On Thu, Feb 14, 2019 at 02:05:00AM +0200, Nir Soffer wrote:
On Thu, Feb 14, 2019 at 1:28 AM Hetz Ben Hamo <hetz(a)hetz.biz>
wrote:
> Hi,
>
> After digging around and finding a bit of info about viodiskcache - I
> understand that if the user enable it - then the VM cannot be live migrated.
>
> Umm, unless the op decides to do a live migration including changing
> storage - I don't understand why the live migration is disabled. If the VM
> will only be live migrated between nodes, then the storage is the same,
> nothing is saved locally on the node's hard disk, so what is the reason to
> disable live migration?
>
I think the issue is synchronizing the host buffer cache on different
hosts. Each kernel thinks it
control storage, while storage is accessed by two hosts at the same time.

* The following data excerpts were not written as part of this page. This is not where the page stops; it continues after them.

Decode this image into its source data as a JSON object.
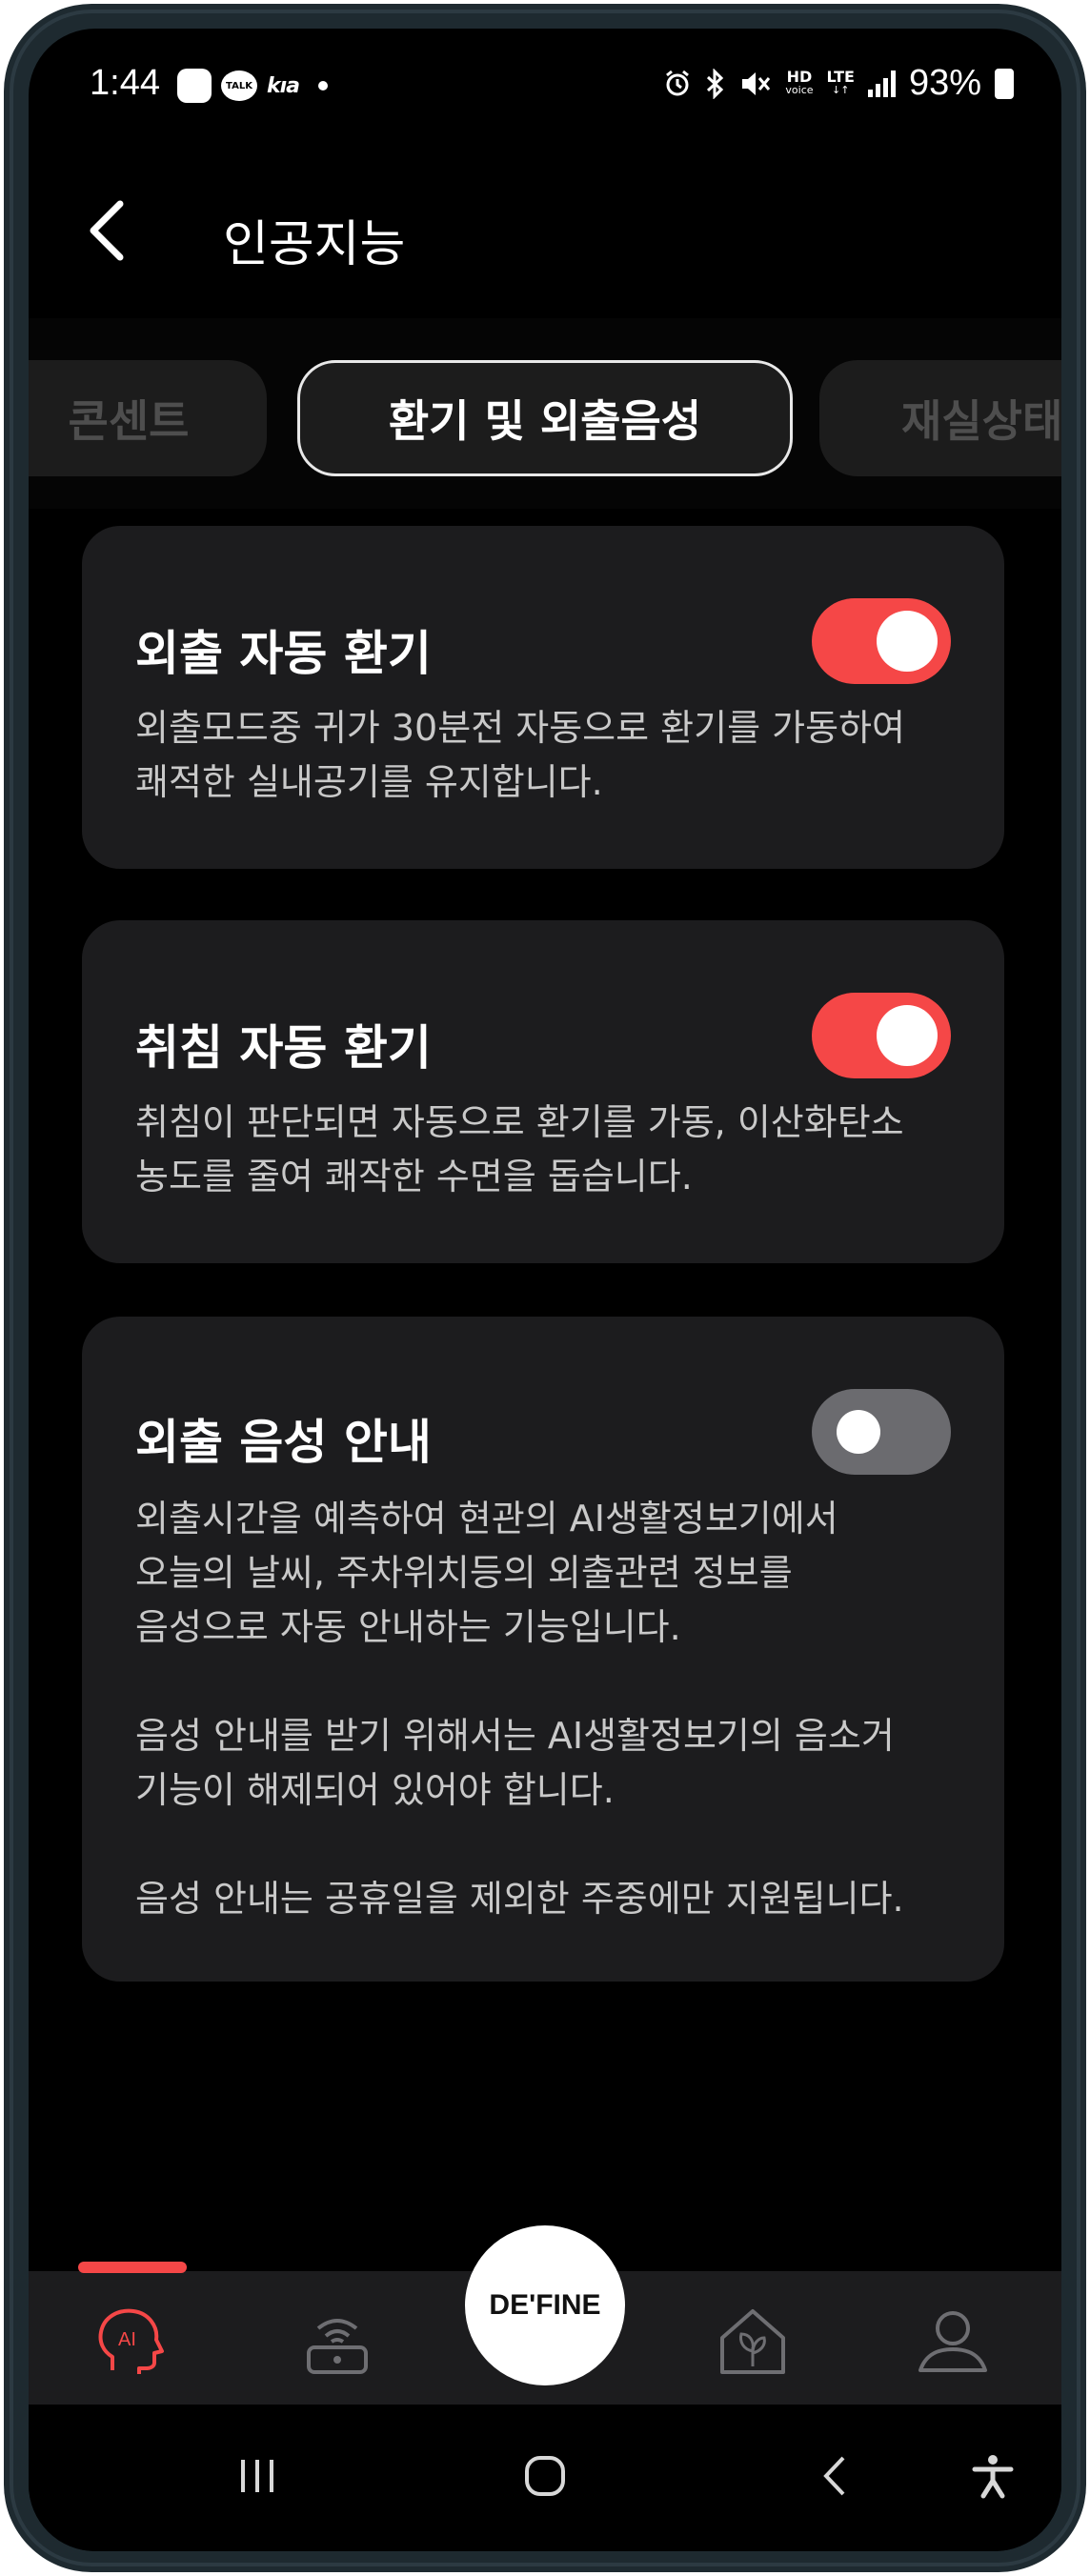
{
  "status_bar": {
    "time": "1:44",
    "talk_label": "TALK",
    "kia_label": "kıa",
    "network_hd": "HD",
    "network_voice": "voice",
    "network_lte": "LTE",
    "battery": "93%",
    "icons": [
      "square-app-icon",
      "kakaotalk-icon",
      "kia-icon",
      "alarm-icon",
      "bluetooth-icon",
      "mute-icon",
      "hd-voice-icon",
      "lte-icon",
      "signal-icon",
      "battery-icon"
    ]
  },
  "header": {
    "title": "인공지능",
    "back_icon": "chevron-left-icon"
  },
  "chips": [
    {
      "label": "콘센트",
      "active": false
    },
    {
      "label": "환기 및 외출음성",
      "active": true
    },
    {
      "label": "재실상태",
      "active": false
    }
  ],
  "cards": [
    {
      "title": "외출 자동 환기",
      "description": "외출모드중 귀가 30분전 자동으로 환기를 가동하여\n쾌적한 실내공기를 유지합니다.",
      "toggle_on": true
    },
    {
      "title": "취침 자동 환기",
      "description": "취침이 판단되면 자동으로 환기를 가동, 이산화탄소\n농도를 줄여 쾌작한 수면을 돕습니다.",
      "toggle_on": true
    },
    {
      "title": "외출 음성 안내",
      "description": "외출시간을 예측하여 현관의 AI생활정보기에서\n오늘의 날씨, 주차위치등의 외출관련 정보를\n음성으로 자동 안내하는 기능입니다.\n\n음성 안내를 받기 위해서는 AI생활정보기의 음소거\n기능이 해제되어 있어야 합니다.\n\n음성 안내는 공휴일을 제외한 주중에만 지원됩니다.",
      "toggle_on": false
    }
  ],
  "bottom_nav": {
    "center_label": "DE'FINE",
    "ai_label": "AI",
    "items": [
      "ai-head-icon",
      "router-icon",
      "define-home-button",
      "home-leaf-icon",
      "person-icon"
    ],
    "active_index": 0
  },
  "colors": {
    "accent": "#f54747",
    "background": "#000000",
    "card": "#1c1c1e",
    "toggle_off": "#6b6b6f"
  }
}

Yes, the problem is that the host page cache on the destiation may
contain stale data. This is because the destination QEMU reads the
shared disk before migration handover.
QEMU 3.0.0 introduced support for live migration even with the host page
cache. This happened in commit dd577a26ff03b6829721b1ffbbf9e7c411b72378
("block/file-posix: implement bdrv_co_invalidate_cache() on Linux").
Libvirt still considers such configurations unsafe for live migration
but this can be overridden with the "virsh migrate --unsafe" option.
Work is required so that libvirt can detect QEMU binaries that support
live migration when the host page cache is in use.
(cache=writeback can produce misleading performance results, so think
carefully if you're using it because it appears faster. The results may
look good during benchmarking but change depending on host load/memory
pressure. In production there are probably other VMs on the same host
so using cache=none leads to more consistent results and the host page
cache isn't a great help if the host is close to capacity anyway.)
Stefan